EC: Personify offers me the opportunity to lead across many facets of the organization. Here, I help empower professionals cross-functionally to achieve success and growth through an empathetic and humble approach. I set strategies but offer employees the opportunity to help define the detailed execution steps, so their ideas are heard and become part of the solution.

DH: Personify has helped me by giving me the opportunity to be involved in developing new leaders. Jessi Jones was a Business Systems Analyst when I first joined Personify. Together, we’ve been able to implement a full-fledged quality program for continuous improvement. In the process, Jessi got her Lean Six Sigma Black Belt certification and was promoted to ‘Lean Leader’ due to the great work she’s done and the leadership she has shown for the company.

 

What advice would you give to the next generation of female leaders?
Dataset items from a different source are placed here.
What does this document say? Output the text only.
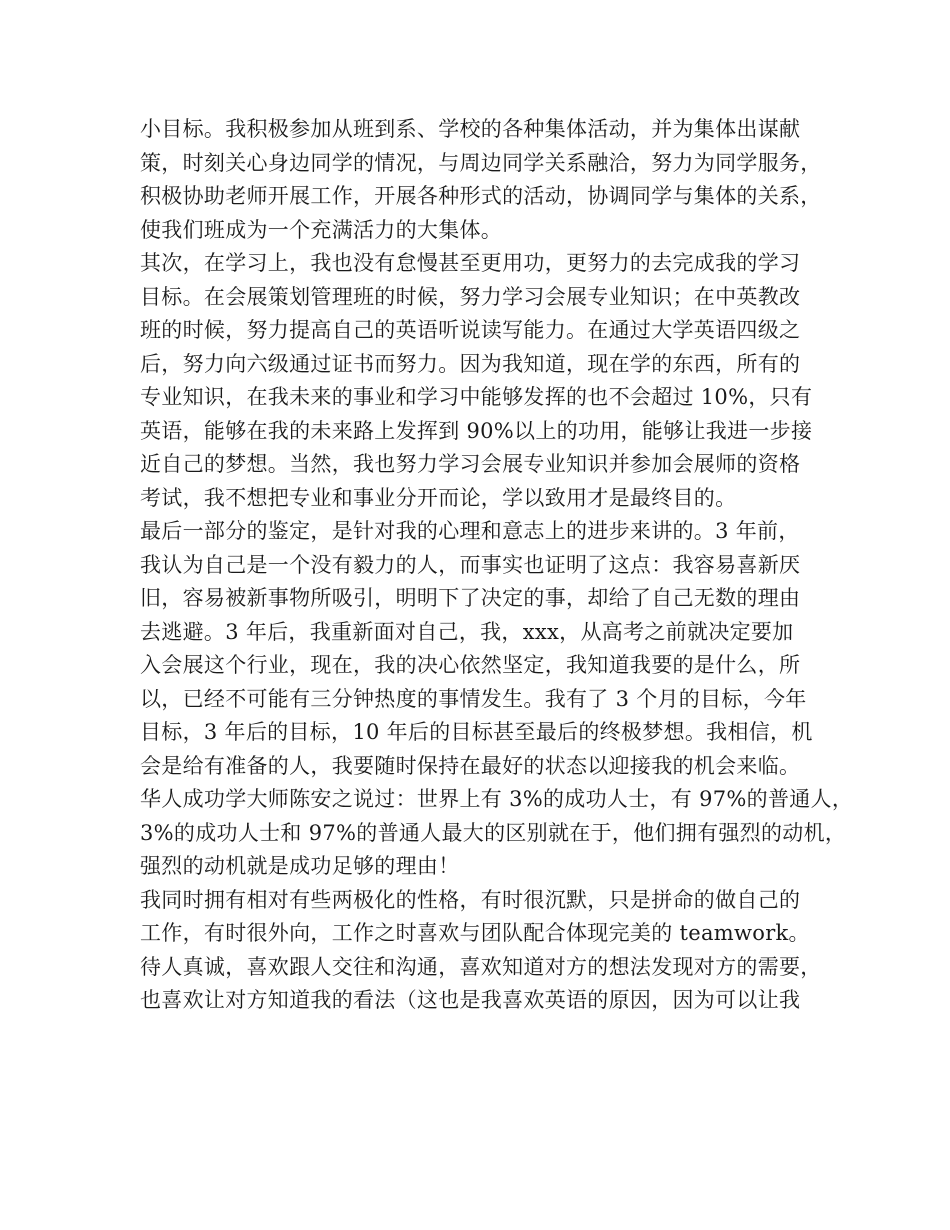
小目标。我积极参加从班到系、学校的各种集体活动，并为集体出谋献
策，时刻关心身边同学的情况，与周边同学关系融洽，努力为同学服务，
积极协助老师开展工作，开展各种形式的活动，协调同学与集体的关系，
使我们班成为一个充满活力的大集体。
其次，在学习上，我也没有怠慢甚至更用功，更努力的去完成我的学习
目标。在会展策划管理班的时候，努力学习会展专业知识；在中英教改
班的时候，努力提高自己的英语听说读写能力。在通过大学英语四级之
后，努力向六级通过证书而努力。因为我知道，现在学的东西，所有的
专业知识，在我未来的事业和学习中能够发挥的也不会超过 10%，只有
英语，能够在我的未来路上发挥到 90%以上的功用，能够让我进一步接
近自己的梦想。当然，我也努力学习会展专业知识并参加会展师的资格
考试，我不想把专业和事业分开而论，学以致用才是最终目的。
最后一部分的鉴定，是针对我的心理和意志上的进步来讲的。3 年前，
我认为自己是一个没有毅力的人，而事实也证明了这点：我容易喜新厌
旧，容易被新事物所吸引，明明下了决定的事，却给了自己无数的理由
去逃避。3 年后，我重新面对自己，我，xxx，从高考之前就决定要加
入会展这个行业，现在，我的决心依然坚定，我知道我要的是什么，所
以，已经不可能有三分钟热度的事情发生。我有了 3 个月的目标，今年
目标，3 年后的目标，10 年后的目标甚至最后的终极梦想。我相信，机
会是给有准备的人，我要随时保持在最好的状态以迎接我的机会来临。
华人成功学大师陈安之说过：世界上有 3%的成功人士，有 97%的普通人，
3%的成功人士和 97%的普通人最大的区别就在于，他们拥有强烈的动机，
强烈的动机就是成功足够的理由！
我同时拥有相对有些两极化的性格，有时很沉默，只是拼命的做自己的
工作，有时很外向，工作之时喜欢与团队配合体现完美的 teamwork。
待人真诚，喜欢跟人交往和沟通，喜欢知道对方的想法发现对方的需要，
也喜欢让对方知道我的看法（这也是我喜欢英语的原因，因为可以让我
AVW: Be relentless, never give up in your pursuit of greatness, and don’t let anyone tell you, you can’t do what you want to do!

JJ: Leadership happens at every level of every organization. Take the opportunities in front of you and put the work in to be the best in your role. Be the one others go to to ask for help and be open to helping them!

EC: Do not view leadership as a power that you take or deserve. Lead by example with empathy, courage, and commitment. Build emotional resilience and serve those you lead through a calm strength that guides them through challenge and change. Lastly, I advise women leaders to empower others through trust, respect, and integrity.

DH: Focus on your strengths while mitigating your weaknesses. Unlike when I first started in the corporate world, there are very few leadership positions (if any) that people believe women cannot or should not do on principle. Therefore, the thing that’s most likely to hold the next generation of women back from reaching their full leadership potential is themselves. There’s a temptation to focus on improving weaknesses, but it’s not always necessary. Instead, play on those strengths, be sure not to overuse them, and find ways to get around your weaknesses such as working with or hiring someone to do the things you aren’t as good at.

 

We are proud to have incredible women leaders who help lead Personify to success by embodying our core values (#howiPFY) and living out our EVP (#LockedArmsLongStrides).